La soltería carga con un estigma silencioso. Se la asocia automáticamente con soledad, fracaso o carencia. Pero hay una diferencia enorme entre estar soltero/a y sentirse mal por estarlo, o entre estar sin pareja y sufrir de soledad. Esa diferencia tiene mucho que ver con la relación que construiste con vos mismo/a.
LO QUE LA PSICOLOGÍA DICE SOBRE LA INDIVIDUALIDAD
La capacidad de estar solo/a sin angustia es una habilidad. No es algo que se tiene o no se tiene de nacimiento: se desarrolla.
Desde la teoría del apego, una base segura no siempre viene de afuera. En la adultez, parte de ese trabajo consiste en internalizar esa seguridad: reconocer los propios recursos, tolerar la incertidumbre para no necesitar de otro/a que confirme constantemente el propio valor.
En términos cognitivos, muchas personas en soltería experimentan pensamientos automáticos como "si no tengo pareja, algo está mal en mí" o "nadie me va a querer así". Esos pensamientos no son hechos. Son hipótesis que merecen ser revisadas.
LA DIFERENCIA ENTRE SOLEDAD Y NO TENER PAREJA
Estar soltero/a es una condición externa: no tener pareja en este momento.
La soledad es una experiencia interna: la sensación de no ser visto/a, de no pertenecer, de estar desconectado/a.
Se puede estar sin pareja y no sentirse solo/a. Y se puede estar en pareja y sentirse profundamente solo/a. La investigación en bienestar psicológico es consistente en esto: la calidad de los vínculos importa más que la cantidad o el típo de relación.
QUÉ CONSTRUYE LA SOLTERÍA CUANDO SE LA HABITA BIEN
Cuando la soltería se vive como un espacio propio y no como estado de espera:
● Aumenta la capacidad de regulación emocional autónoma: no se depende de otro para calmarse o validarse.

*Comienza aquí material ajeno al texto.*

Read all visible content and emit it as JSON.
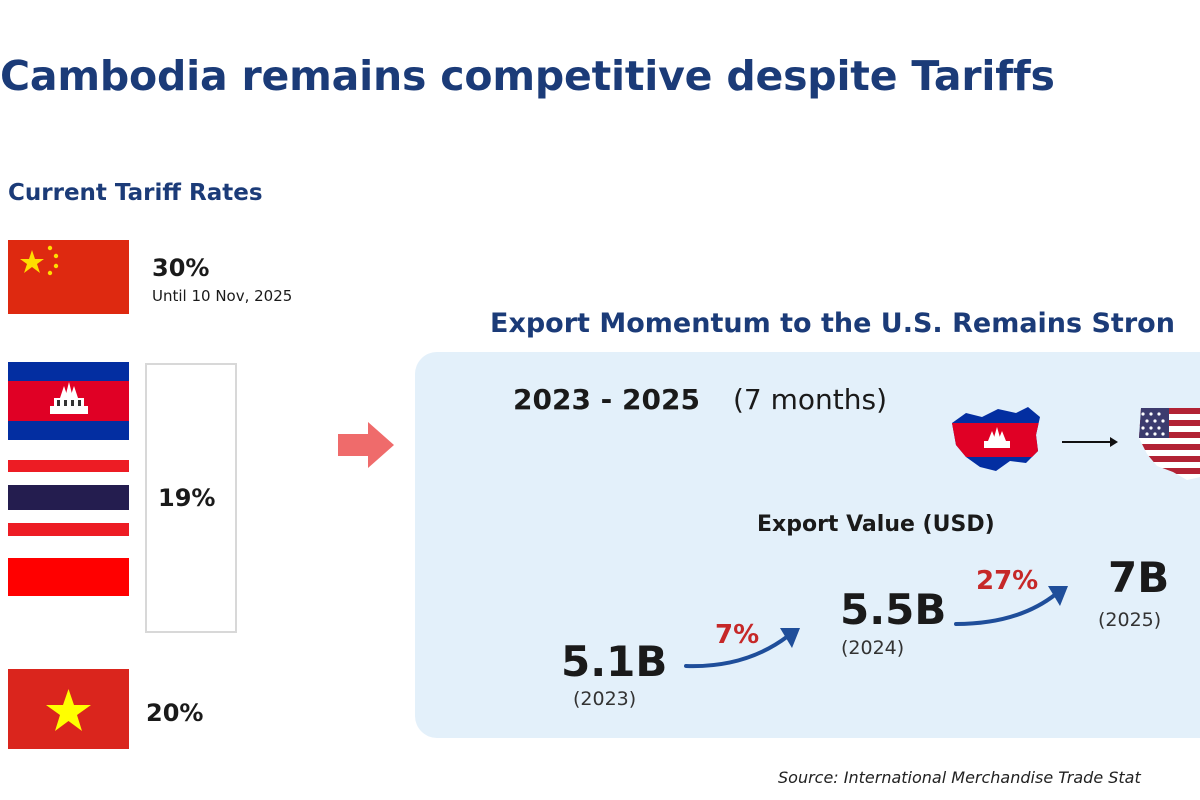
{
  "title": "Cambodia remains competitive despite Tariffs",
  "tariffs": {
    "heading": "Current Tariff Rates",
    "groups": [
      {
        "rate": "30%",
        "note": "Until 10 Nov, 2025",
        "flags": [
          "china-flag"
        ]
      },
      {
        "rate": "19%",
        "flags": [
          "cambodia-flag",
          "thailand-flag",
          "indonesia-flag"
        ]
      },
      {
        "rate": "20%",
        "flags": [
          "vietnam-flag"
        ]
      }
    ]
  },
  "export": {
    "title": "Export Momentum to the U.S. Remains Stron",
    "period_years": "2023 - 2025",
    "period_note": "(7 months)",
    "value_label": "Export Value (USD)",
    "source": "Source: International Merchandise Trade Stat"
  },
  "chart_data": {
    "type": "infographic",
    "title": "Export Momentum to the U.S. Remains Stron",
    "unit": "USD",
    "points": [
      {
        "label": "5.1B",
        "year": "(2023)",
        "value_billion_usd": 5.1
      },
      {
        "label": "5.5B",
        "year": "(2024)",
        "value_billion_usd": 5.5
      },
      {
        "label": "7B",
        "year": "(2025)",
        "value_billion_usd": 7
      }
    ],
    "growth": [
      {
        "from": "(2023)",
        "to": "(2024)",
        "label": "7%"
      },
      {
        "from": "(2024)",
        "to": "(2025)",
        "label": "27%"
      }
    ]
  },
  "colors": {
    "title": "#1b3b78",
    "growth": "#c62828",
    "panel": "#e3f0fa",
    "arrow": "#ef6b6b",
    "trend_arrow": "#1f4e9a"
  }
}
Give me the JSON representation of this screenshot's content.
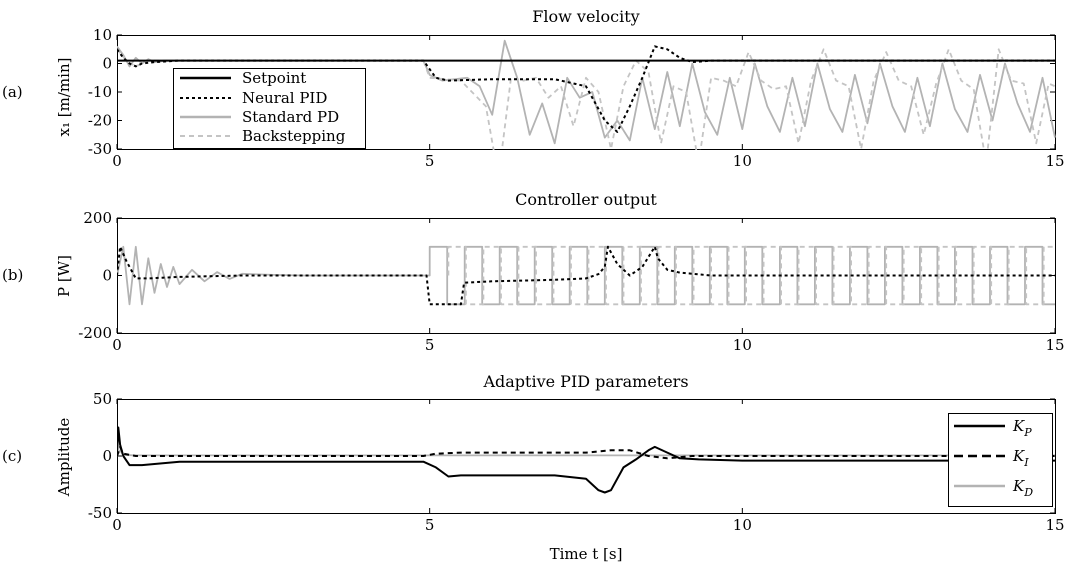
{
  "chart_data": [
    {
      "type": "line",
      "panel_label": "(a)",
      "title": "Flow velocity",
      "ylabel": "x₁ [m/min]",
      "xlim": [
        0,
        15
      ],
      "ylim": [
        -30,
        10
      ],
      "xticks": [
        0,
        5,
        10,
        15
      ],
      "yticks": [
        10,
        0,
        -10,
        -20,
        -30
      ],
      "legend": {
        "position": "left"
      },
      "series": [
        {
          "name": "Setpoint",
          "color": "#000000",
          "dash": "solid",
          "x": [
            0,
            15
          ],
          "y": [
            1,
            1
          ]
        },
        {
          "name": "Neural PID",
          "color": "#000000",
          "dash": "dotted",
          "x": [
            0,
            0.1,
            0.2,
            0.3,
            0.4,
            0.6,
            1.0,
            2.0,
            4.0,
            4.9,
            5.1,
            5.3,
            6.0,
            7.0,
            7.5,
            7.8,
            8.0,
            8.2,
            8.4,
            8.6,
            8.8,
            9.0,
            9.2,
            9.5,
            10.0,
            15.0
          ],
          "y": [
            5,
            2,
            0,
            -1,
            0,
            0.5,
            1,
            1,
            1,
            1,
            -5,
            -6,
            -5.5,
            -5.5,
            -8,
            -20,
            -24,
            -15,
            -5,
            6,
            5,
            2,
            0.5,
            1,
            1,
            1
          ]
        },
        {
          "name": "Standard PD",
          "color": "#b3b3b3",
          "dash": "solid",
          "x": [
            0,
            0.1,
            0.2,
            0.3,
            0.4,
            0.5,
            0.6,
            0.8,
            1.0,
            2.0,
            4.9,
            5.0,
            5.2,
            5.6,
            5.8,
            6.0,
            6.2,
            6.4,
            6.6,
            6.8,
            7.0,
            7.2,
            7.4,
            7.6,
            7.8,
            8.0,
            8.2,
            8.4,
            8.6,
            8.8,
            9.0,
            9.2,
            9.4,
            9.6,
            9.8,
            10.0,
            10.2,
            10.4,
            10.6,
            10.8,
            11.0,
            11.2,
            11.4,
            11.6,
            11.8,
            12.0,
            12.2,
            12.4,
            12.6,
            12.8,
            13.0,
            13.2,
            13.4,
            13.6,
            13.8,
            14.0,
            14.2,
            14.4,
            14.6,
            14.8,
            15.0
          ],
          "y": [
            6,
            3,
            -1,
            2,
            0,
            1.5,
            0.5,
            1,
            1,
            1,
            1,
            -4,
            -6,
            -5,
            -8,
            -18,
            8,
            -5,
            -25,
            -14,
            -28,
            -5,
            -12,
            -10,
            -26,
            -20,
            -27,
            -5,
            -23,
            -3,
            -22,
            0,
            -17,
            -25,
            -5,
            -23,
            0,
            -15,
            -24,
            -5,
            -22,
            0,
            -16,
            -24,
            -4,
            -21,
            0,
            -15,
            -24,
            -5,
            -22,
            0,
            -16,
            -24,
            -4,
            -20,
            0,
            -14,
            -24,
            -5,
            -26
          ]
        },
        {
          "name": "Backstepping",
          "color": "#c4c4c4",
          "dash": "dashed",
          "x": [
            0,
            0.15,
            0.3,
            0.5,
            0.8,
            2.0,
            4.9,
            5.0,
            5.5,
            5.9,
            6.1,
            6.3,
            6.5,
            6.7,
            6.9,
            7.1,
            7.3,
            7.5,
            7.7,
            7.9,
            8.1,
            8.3,
            8.5,
            8.7,
            8.9,
            9.1,
            9.3,
            9.5,
            9.7,
            9.9,
            10.1,
            10.3,
            10.5,
            10.7,
            10.9,
            11.1,
            11.3,
            11.5,
            11.7,
            11.9,
            12.1,
            12.3,
            12.5,
            12.7,
            12.9,
            13.1,
            13.3,
            13.5,
            13.7,
            13.9,
            14.1,
            14.3,
            14.5,
            14.7,
            14.9,
            15.0
          ],
          "y": [
            5,
            1,
            -1,
            1,
            1,
            1,
            1,
            -5,
            -6,
            -15,
            -40,
            -5,
            -6,
            -5,
            -12,
            -8,
            -22,
            -5,
            -10,
            -30,
            -8,
            1,
            -3,
            -28,
            -8,
            -10,
            -35,
            -5,
            -6,
            -8,
            4,
            -6,
            -9,
            -8,
            -28,
            -6,
            5,
            -6,
            -8,
            -30,
            -6,
            4,
            -6,
            -8,
            -25,
            -7,
            5,
            -6,
            -9,
            -35,
            5,
            -6,
            -7,
            -28,
            -7,
            -8
          ]
        }
      ]
    },
    {
      "type": "line",
      "panel_label": "(b)",
      "title": "Controller output",
      "ylabel": "P [W]",
      "xlim": [
        0,
        15
      ],
      "ylim": [
        -200,
        200
      ],
      "xticks": [
        0,
        5,
        10,
        15
      ],
      "yticks": [
        200,
        0,
        -200
      ],
      "series": [
        {
          "name": "Neural PID",
          "color": "#000000",
          "dash": "dotted",
          "x": [
            0,
            0.05,
            0.15,
            0.3,
            0.5,
            1.0,
            2.0,
            4.95,
            5.0,
            5.5,
            5.55,
            6.0,
            7.0,
            7.5,
            7.7,
            7.8,
            7.85,
            8.0,
            8.2,
            8.4,
            8.6,
            8.65,
            8.8,
            9.0,
            9.5,
            10.0,
            15.0
          ],
          "y": [
            0,
            100,
            50,
            -10,
            -10,
            -5,
            0,
            0,
            -100,
            -100,
            -25,
            -20,
            -15,
            -10,
            5,
            30,
            100,
            40,
            0,
            30,
            100,
            60,
            20,
            10,
            0,
            0,
            0
          ]
        },
        {
          "name": "Standard PD",
          "color": "#b3b3b3",
          "dash": "square",
          "period": 0.56,
          "amplitude": 100,
          "t_start": 5.0,
          "t_end": 15.0,
          "transient": {
            "x": [
              0,
              0.1,
              0.2,
              0.3,
              0.4,
              0.5,
              0.6,
              0.7,
              0.8,
              0.9,
              1.0,
              1.2,
              1.4,
              1.6,
              1.8,
              2.0,
              2.5,
              3.0
            ],
            "y": [
              0,
              100,
              -100,
              100,
              -100,
              60,
              -60,
              40,
              -40,
              30,
              -30,
              20,
              -20,
              12,
              -12,
              6,
              2,
              0
            ]
          }
        },
        {
          "name": "Backstepping",
          "color": "#c4c4c4",
          "dash": "square-dashed",
          "period": 0.56,
          "amplitude": 100,
          "t_start": 5.3,
          "t_end": 15.0
        }
      ]
    },
    {
      "type": "line",
      "panel_label": "(c)",
      "title": "Adaptive PID parameters",
      "ylabel": "Amplitude",
      "xlabel": "Time t [s]",
      "xlim": [
        0,
        15
      ],
      "ylim": [
        -50,
        50
      ],
      "xticks": [
        0,
        5,
        10,
        15
      ],
      "yticks": [
        50,
        0,
        -50
      ],
      "legend": {
        "position": "right"
      },
      "series": [
        {
          "name": "K",
          "sub": "P",
          "color": "#000000",
          "dash": "solid",
          "x": [
            0,
            0.02,
            0.05,
            0.1,
            0.2,
            0.4,
            1.0,
            4.9,
            5.1,
            5.3,
            5.5,
            6.0,
            7.0,
            7.5,
            7.7,
            7.8,
            7.9,
            8.1,
            8.3,
            8.5,
            8.6,
            8.8,
            9.0,
            9.3,
            10.0,
            11.0,
            15.0
          ],
          "y": [
            0,
            25,
            10,
            0,
            -8,
            -8,
            -5,
            -5,
            -10,
            -18,
            -17,
            -17,
            -17,
            -20,
            -30,
            -32,
            -30,
            -10,
            -3,
            5,
            8,
            3,
            -2,
            -3,
            -4,
            -4,
            -4
          ]
        },
        {
          "name": "K",
          "sub": "I",
          "color": "#000000",
          "dash": "dashed",
          "x": [
            0,
            0.05,
            0.1,
            0.3,
            1.0,
            4.9,
            5.1,
            5.5,
            7.0,
            7.5,
            7.9,
            8.2,
            8.5,
            8.8,
            9.2,
            10.0,
            15.0
          ],
          "y": [
            0,
            8,
            2,
            0,
            0,
            0,
            2,
            3,
            3,
            3,
            5,
            5,
            0,
            -2,
            0,
            0,
            0
          ]
        },
        {
          "name": "K",
          "sub": "D",
          "color": "#b3b3b3",
          "dash": "solid",
          "x": [
            0,
            0.05,
            0.1,
            0.3,
            1.0,
            15.0
          ],
          "y": [
            0,
            5,
            1,
            0.5,
            0.5,
            0.5
          ]
        }
      ]
    }
  ]
}
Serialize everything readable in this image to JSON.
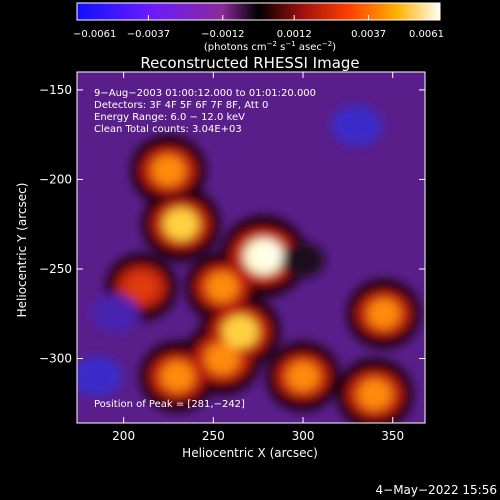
{
  "chart_data": {
    "type": "heatmap",
    "title": "Reconstructed RHESSI Image",
    "xlabel": "Heliocentric X (arcsec)",
    "ylabel": "Heliocentric Y (arcsec)",
    "xlim": [
      174,
      368
    ],
    "ylim": [
      -336,
      -140
    ],
    "x_ticks": [
      200,
      250,
      300,
      350
    ],
    "x_tick_labels": [
      "200",
      "250",
      "300",
      "350"
    ],
    "y_ticks": [
      -150,
      -200,
      -250,
      -300
    ],
    "y_tick_labels": [
      "−150",
      "−200",
      "−250",
      "−300"
    ],
    "colorbar": {
      "range": [
        -0.0061,
        0.0061
      ],
      "ticks": [
        -0.0061,
        -0.0037,
        -0.0012,
        0.0012,
        0.0037,
        0.0061
      ],
      "tick_labels": [
        "−0.0061",
        "−0.0037",
        "−0.0012",
        "0.0012",
        "0.0037",
        "0.0061"
      ],
      "label_main": "(photons cm",
      "label_sup1": "−2",
      "label_mid": " s",
      "label_sup2": "−1",
      "label_mid2": " asec",
      "label_sup3": "−2",
      "label_end": ")"
    },
    "annotations": [
      "9−Aug−2003 01:00:12.000 to 01:01:20.000",
      "Detectors: 3F 4F 5F 6F 7F 8F, Att 0",
      "Energy Range: 6.0 − 12.0 keV",
      "Clean     Total counts: 3.04E+03",
      "Position of Peak = [281,−242]"
    ],
    "peak": {
      "x": 281,
      "y": -242
    },
    "hot_regions": [
      {
        "x": 278,
        "y": -243,
        "value": 0.006
      },
      {
        "x": 232,
        "y": -225,
        "value": 0.0045
      },
      {
        "x": 225,
        "y": -195,
        "value": 0.0038
      },
      {
        "x": 255,
        "y": -260,
        "value": 0.0035
      },
      {
        "x": 255,
        "y": -300,
        "value": 0.0042
      },
      {
        "x": 265,
        "y": -285,
        "value": 0.0048
      },
      {
        "x": 230,
        "y": -310,
        "value": 0.0038
      },
      {
        "x": 300,
        "y": -310,
        "value": 0.0035
      },
      {
        "x": 340,
        "y": -320,
        "value": 0.004
      },
      {
        "x": 345,
        "y": -275,
        "value": 0.0035
      },
      {
        "x": 210,
        "y": -260,
        "value": 0.003
      }
    ],
    "cold_regions": [
      {
        "x": 330,
        "y": -170,
        "value": -0.003
      },
      {
        "x": 195,
        "y": -275,
        "value": -0.0025
      },
      {
        "x": 185,
        "y": -310,
        "value": -0.003
      },
      {
        "x": 300,
        "y": -245,
        "value": -0.0015
      }
    ],
    "timestamp": "4−May−2022 15:56"
  }
}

● Se clarifican los propios valores y preferencias, lo que mejora la calidad de los vínculos futuros.
● Se fortalece la autoeficacia: la confianza en los propios recursos para afrontar situaciones difíciles.
● Los vínculos que se eligen desde ese lugar tienden a ser más recíprocos y menos reactivos.
Nada de esto implica que no necesitemos vínculos. Las necesidades de conexión, pertenencia y afecto son profundamente humanas. Lo que la evidencia muestra es que muchas de esas necesidades no son terreno exclusivo de la pareja: la diversidad de vínculos (amistades, familia, comunidad) se asocia con bienestar y satisfacción vital.
El deseo de pareja es válido y humano. Solo plantea que ese deseo, si existe, no es incompatible con una vida significativa. Y que no sentirlo, también es una decisión de vida posible.
PARA LLEVARTE
La próxima vez que alguien te pregunte "¿y, no estás con nadie?", o la próxima vez que vos mismo/a te lo preguntes con ese tono de preocupación, podés intentar otra pregunta:
¿Cómo estoy en este tiempo conmigo? ¿Qué necesito realmente de un vínculo y qué estoy dispuesto/a a construir sin que dependa de tenerlo? ¿Estoy eligiendo desde lo que quiero, o desde el miedo a quedarme solo/a?
Esa respuesta importa, independientemente de si hay alguien al lado o no.